Environment Variables

Gist remote commands use the following environment variables when available:

GIST_USER User associated with the gist. If defined, you may omit the <user> portion of the gist spec. For example, guild push gist:my-shared-runs.
GIST_ACCESS_TOKEN Personal access token used when creating or modifying gists. See Security below for more information.

Security

To create a gist to manage runs, you need a personal access token that has the gist privileges checked. For steps to obtain an access token, see Creating a personal access token

Once you have an access token, specify it using the environment variable GIST_ACCESS_TOKEN. For POSIX shells, you can specify the value directly in a Guild command like this:

GIST_ACCESS_TOKEN=<token> guild push gist:<user>/<gist-name>

Keep an Access Token Secret

To avoid showing the access token in the command, you can define the value in a text file that you source.

# gist-credentials
export GIST_USER=<user>
export GIST_ACCESS_TOKEN=<token>
source gist-credentials

To avoid saving the access token in plain text, you can encrypt the file. A popular program for encryption is GnuPG. You can source an encrypted file in a POSIX shell using process substitution.
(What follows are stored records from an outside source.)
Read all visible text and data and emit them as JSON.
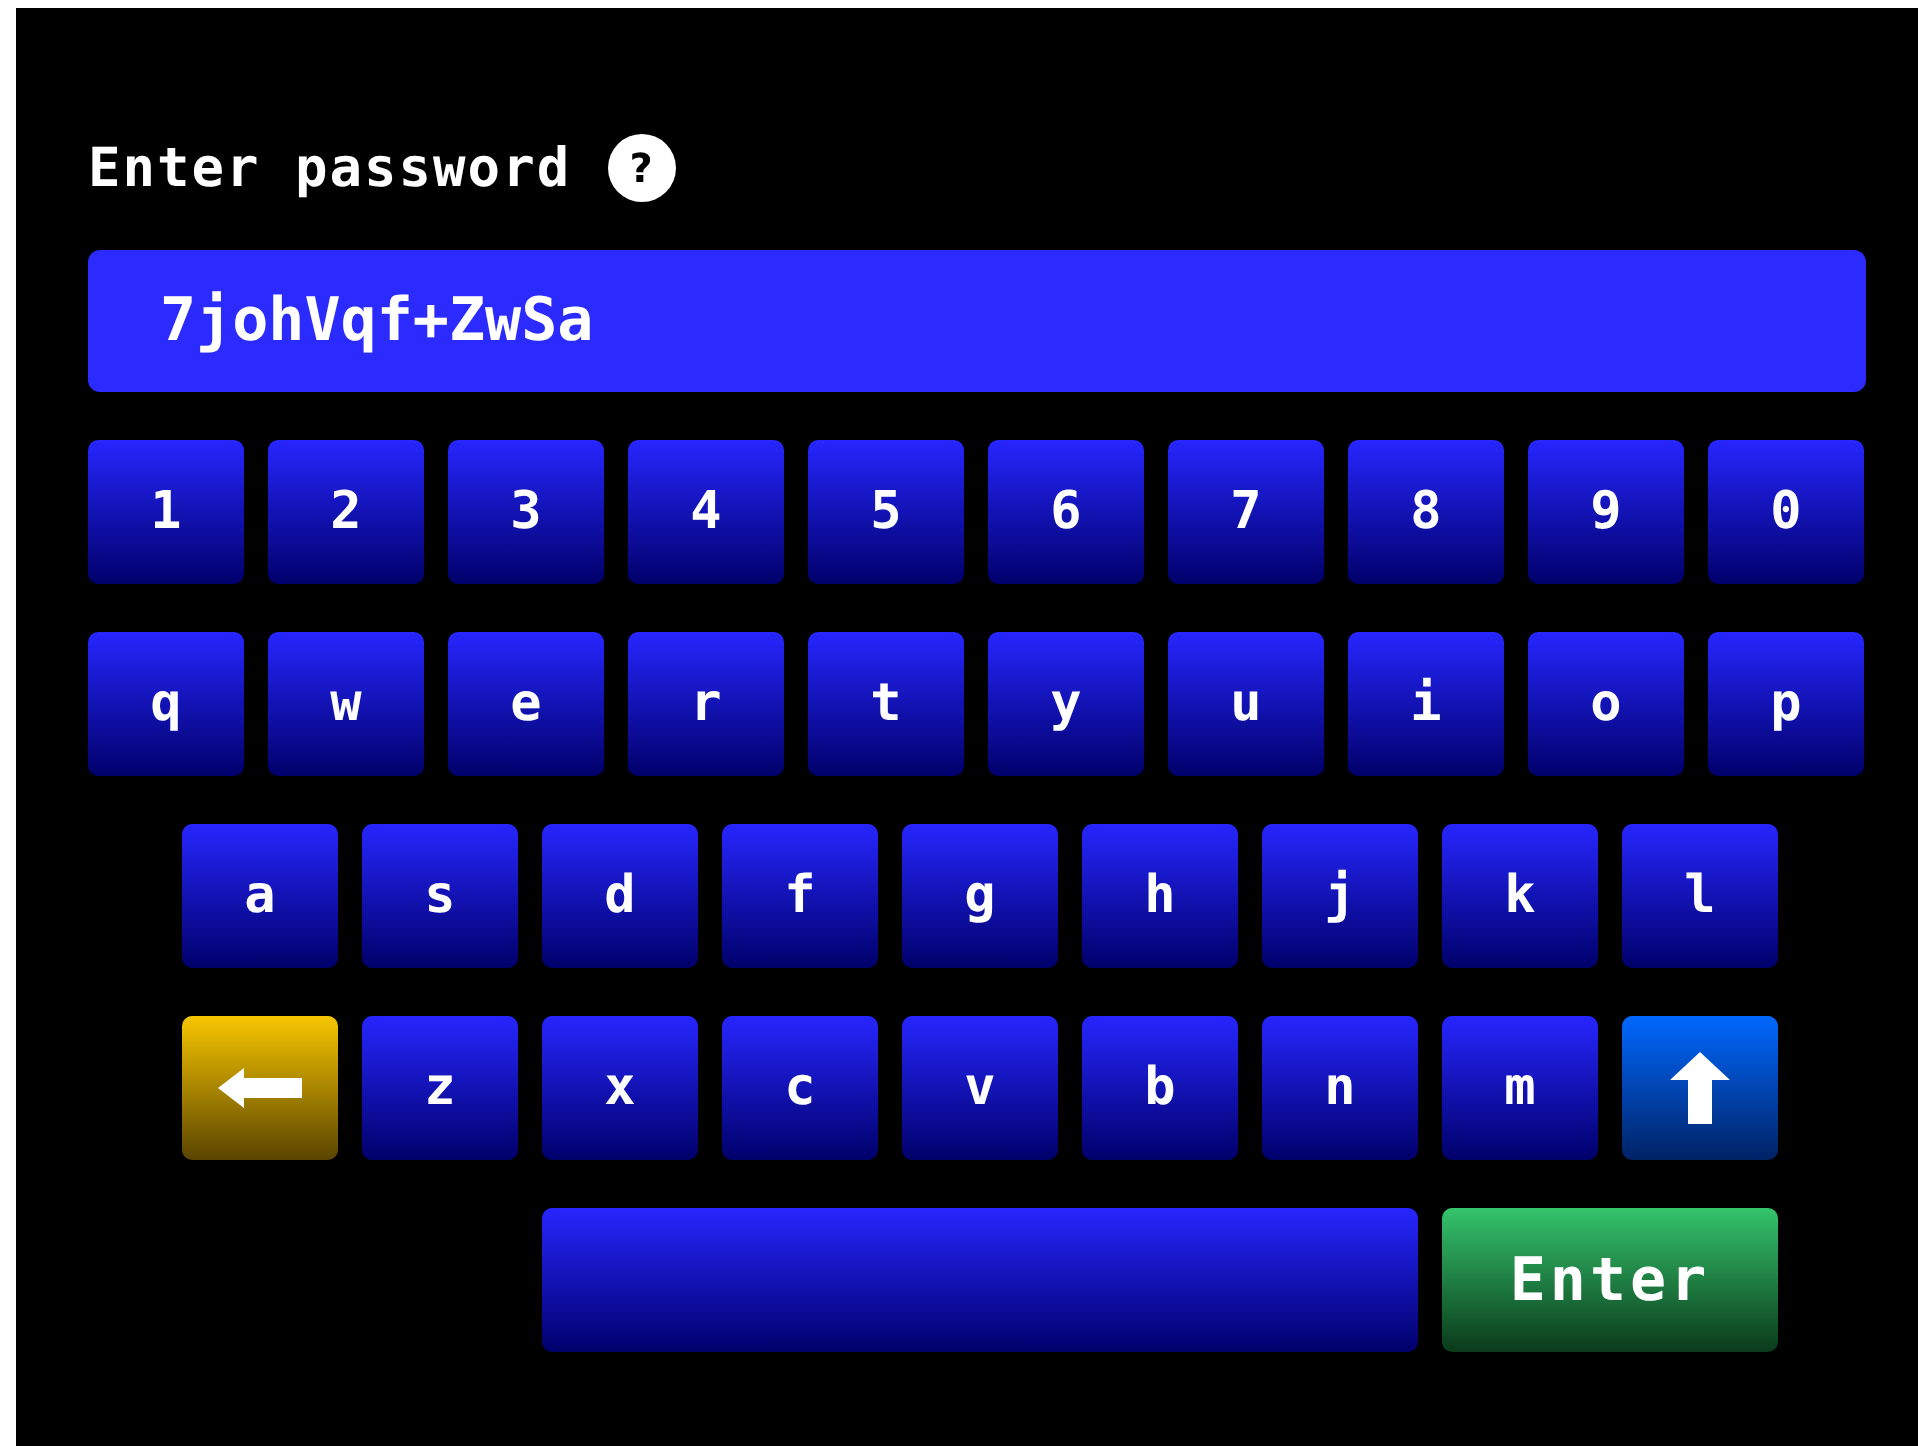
{
  "title": "Enter password",
  "help": "?",
  "password_field": {
    "value": "7johVqf+ZwSa"
  },
  "keyboard": {
    "rows": [
      {
        "keys": [
          {
            "kind": "char",
            "label": "1"
          },
          {
            "kind": "char",
            "label": "2"
          },
          {
            "kind": "char",
            "label": "3"
          },
          {
            "kind": "char",
            "label": "4"
          },
          {
            "kind": "char",
            "label": "5"
          },
          {
            "kind": "char",
            "label": "6"
          },
          {
            "kind": "char",
            "label": "7"
          },
          {
            "kind": "char",
            "label": "8"
          },
          {
            "kind": "char",
            "label": "9"
          },
          {
            "kind": "char",
            "label": "0"
          }
        ]
      },
      {
        "keys": [
          {
            "kind": "char",
            "label": "q"
          },
          {
            "kind": "char",
            "label": "w"
          },
          {
            "kind": "char",
            "label": "e"
          },
          {
            "kind": "char",
            "label": "r"
          },
          {
            "kind": "char",
            "label": "t"
          },
          {
            "kind": "char",
            "label": "y"
          },
          {
            "kind": "char",
            "label": "u"
          },
          {
            "kind": "char",
            "label": "i"
          },
          {
            "kind": "char",
            "label": "o"
          },
          {
            "kind": "char",
            "label": "p"
          }
        ]
      },
      {
        "keys": [
          {
            "kind": "char",
            "label": "a"
          },
          {
            "kind": "char",
            "label": "s"
          },
          {
            "kind": "char",
            "label": "d"
          },
          {
            "kind": "char",
            "label": "f"
          },
          {
            "kind": "char",
            "label": "g"
          },
          {
            "kind": "char",
            "label": "h"
          },
          {
            "kind": "char",
            "label": "j"
          },
          {
            "kind": "char",
            "label": "k"
          },
          {
            "kind": "char",
            "label": "l"
          }
        ]
      },
      {
        "keys": [
          {
            "kind": "backspace"
          },
          {
            "kind": "char",
            "label": "z"
          },
          {
            "kind": "char",
            "label": "x"
          },
          {
            "kind": "char",
            "label": "c"
          },
          {
            "kind": "char",
            "label": "v"
          },
          {
            "kind": "char",
            "label": "b"
          },
          {
            "kind": "char",
            "label": "n"
          },
          {
            "kind": "char",
            "label": "m"
          },
          {
            "kind": "shift"
          }
        ]
      },
      {
        "keys": [
          {
            "kind": "space"
          },
          {
            "kind": "enter",
            "label": "Enter"
          }
        ]
      }
    ]
  }
}
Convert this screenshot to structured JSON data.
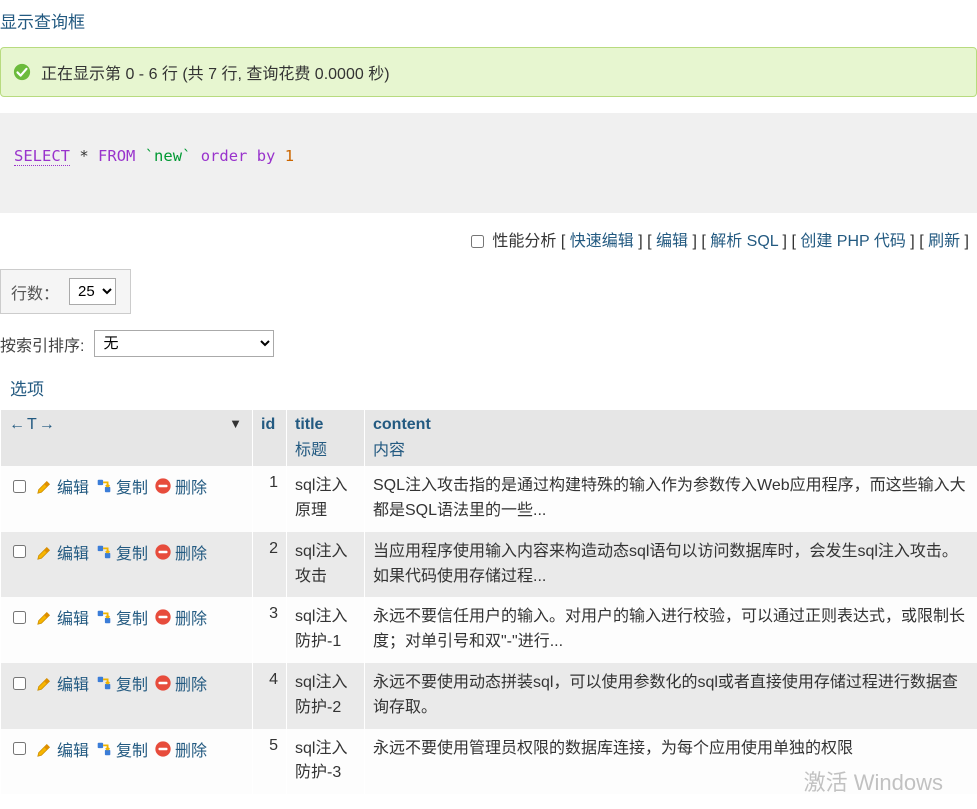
{
  "topLink": "显示查询框",
  "successMsg": "正在显示第 0 - 6 行 (共 7 行, 查询花费 0.0000 秒)",
  "sql": {
    "select": "SELECT",
    "star": "*",
    "from": "FROM",
    "table": "`new`",
    "orderby": "order by",
    "ord": "1"
  },
  "toolbar": {
    "perf": "性能分析",
    "quickEdit": "快速编辑",
    "edit": "编辑",
    "parse": "解析 SQL",
    "createPhp": "创建 PHP 代码",
    "refresh": "刷新"
  },
  "rows": {
    "label": "行数：",
    "value": "25"
  },
  "sort": {
    "label": "按索引排序:",
    "value": "无"
  },
  "optionsLabel": "选项",
  "headers": {
    "arrows": "←T→",
    "id": "id",
    "title": "title",
    "titleSub": "标题",
    "content": "content",
    "contentSub": "内容"
  },
  "actions": {
    "edit": "编辑",
    "copy": "复制",
    "delete": "删除"
  },
  "data": [
    {
      "id": "1",
      "title": "sql注入原理",
      "content": "SQL注入攻击指的是通过构建特殊的输入作为参数传入Web应用程序，而这些输入大都是SQL语法里的一些..."
    },
    {
      "id": "2",
      "title": "sql注入攻击",
      "content": "当应用程序使用输入内容来构造动态sql语句以访问数据库时，会发生sql注入攻击。如果代码使用存储过程..."
    },
    {
      "id": "3",
      "title": "sql注入防护-1",
      "content": "永远不要信任用户的输入。对用户的输入进行校验，可以通过正则表达式，或限制长度；对单引号和双\"-\"进行..."
    },
    {
      "id": "4",
      "title": "sql注入防护-2",
      "content": "永远不要使用动态拼装sql，可以使用参数化的sql或者直接使用存储过程进行数据查询存取。"
    },
    {
      "id": "5",
      "title": "sql注入防护-3",
      "content": "永远不要使用管理员权限的数据库连接，为每个应用使用单独的权限"
    }
  ],
  "watermark": "激活 Windows"
}
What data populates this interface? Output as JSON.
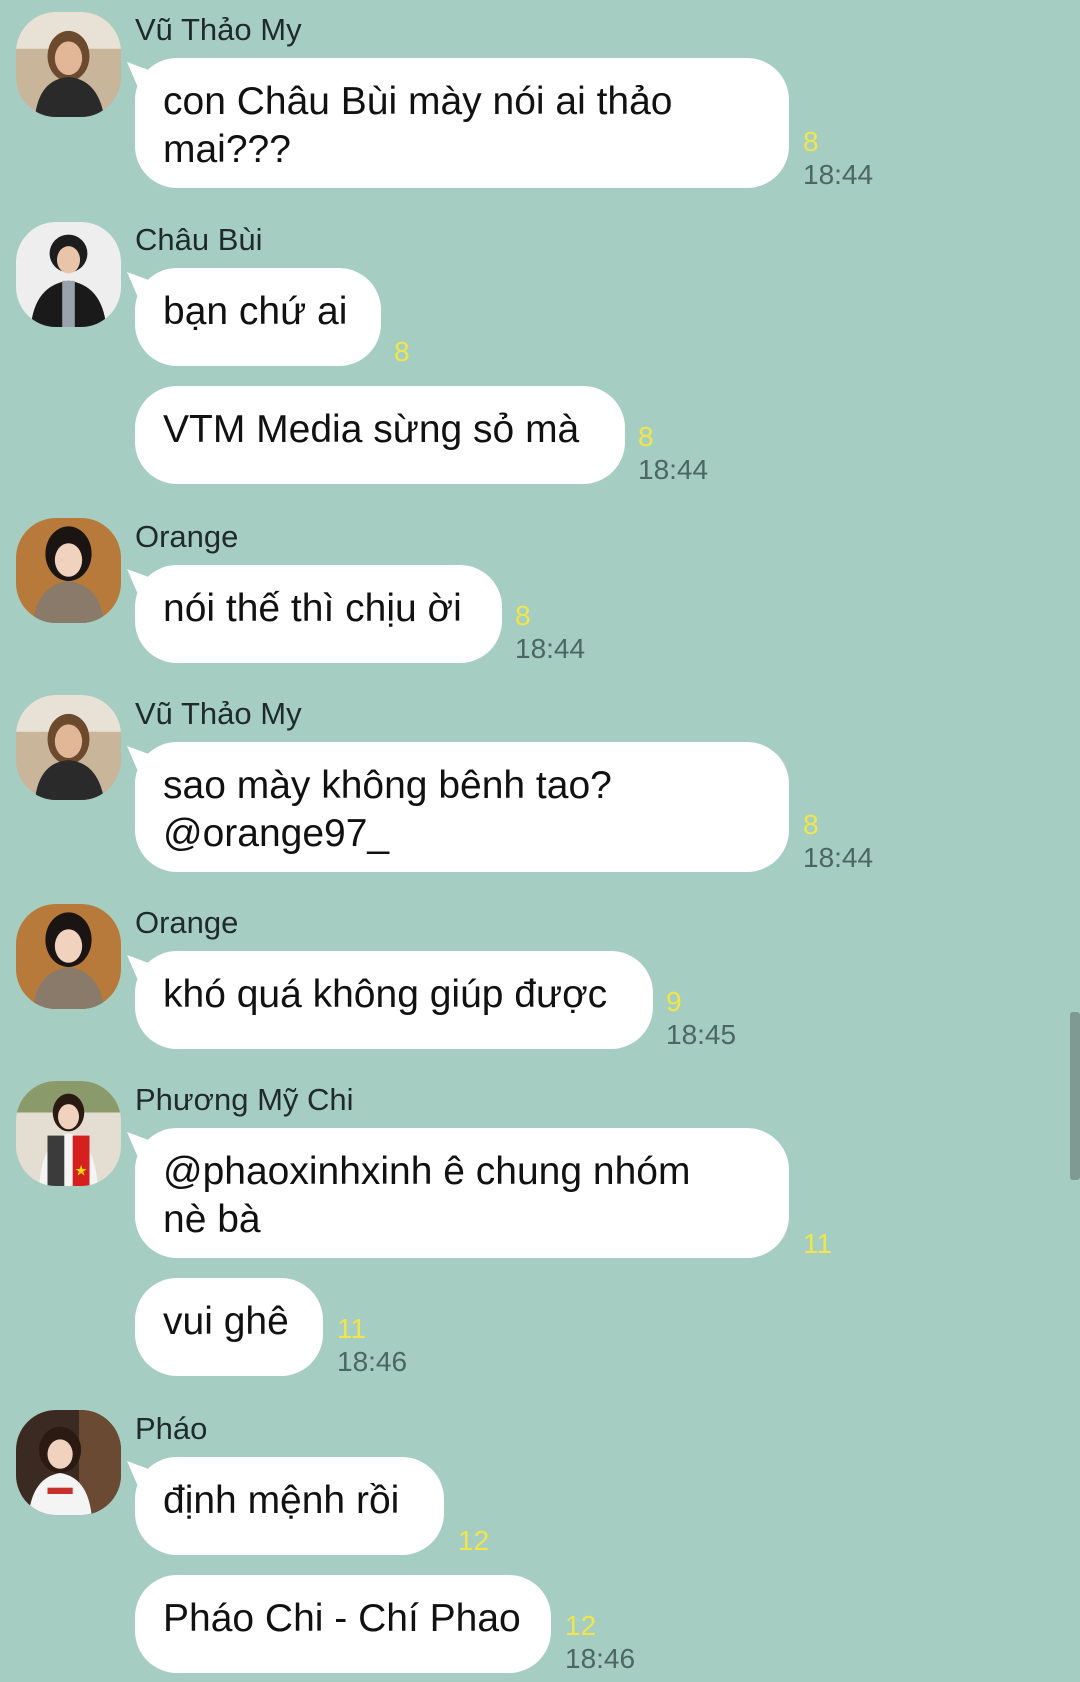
{
  "colors": {
    "background": "#a6cdc2",
    "bubble": "#ffffff",
    "read_count": "#f0e54a",
    "timestamp": "#4c6761"
  },
  "messages": [
    {
      "sender": "Vũ Thảo My",
      "avatar": "avatar-vu-thao-my",
      "text": "con Châu Bùi mày nói ai thảo\nmai???",
      "read": "8",
      "time": "18:44"
    },
    {
      "sender": "Châu Bùi",
      "avatar": "avatar-chau-bui",
      "text": "bạn chứ ai",
      "read": "8",
      "time": ""
    },
    {
      "sender": "",
      "avatar": "",
      "text": "VTM Media sừng sỏ mà",
      "read": "8",
      "time": "18:44"
    },
    {
      "sender": "Orange",
      "avatar": "avatar-orange",
      "text": "nói thế thì chịu ời",
      "read": "8",
      "time": "18:44"
    },
    {
      "sender": "Vũ Thảo My",
      "avatar": "avatar-vu-thao-my",
      "text": "sao mày không bênh tao?\n@orange97_",
      "read": "8",
      "time": "18:44"
    },
    {
      "sender": "Orange",
      "avatar": "avatar-orange",
      "text": "khó quá không giúp được",
      "read": "9",
      "time": "18:45"
    },
    {
      "sender": "Phương Mỹ Chi",
      "avatar": "avatar-phuong-my-chi",
      "text": "@phaoxinhxinh ê chung nhóm\nnè bà",
      "read": "11",
      "time": ""
    },
    {
      "sender": "",
      "avatar": "",
      "text": "vui ghê",
      "read": "11",
      "time": "18:46"
    },
    {
      "sender": "Pháo",
      "avatar": "avatar-phao",
      "text": "định mệnh rồi",
      "read": "12",
      "time": ""
    },
    {
      "sender": "",
      "avatar": "",
      "text": "Pháo Chi - Chí Phao",
      "read": "12",
      "time": "18:46"
    }
  ]
}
source <( gpg -d gist-credentials.gpg )

You can specify local environment variables when defining a gist remote in user config. Specify the path to the file containing the exported environment variables using the local-env remote attribute.

# Guild AI user config (e.g. ~/.guild/config.yml)
remotes:
  shared-runs:
    type: gist
    local-env: gist-credentials.gpg  # or plain text, e.g. gist-credentials

Guild automatically decrypts files ending with .gpg for local environments.

Gist Visibility

Gists created by Guild are public. To make the gist private, you must modify the gist visibility settings manually.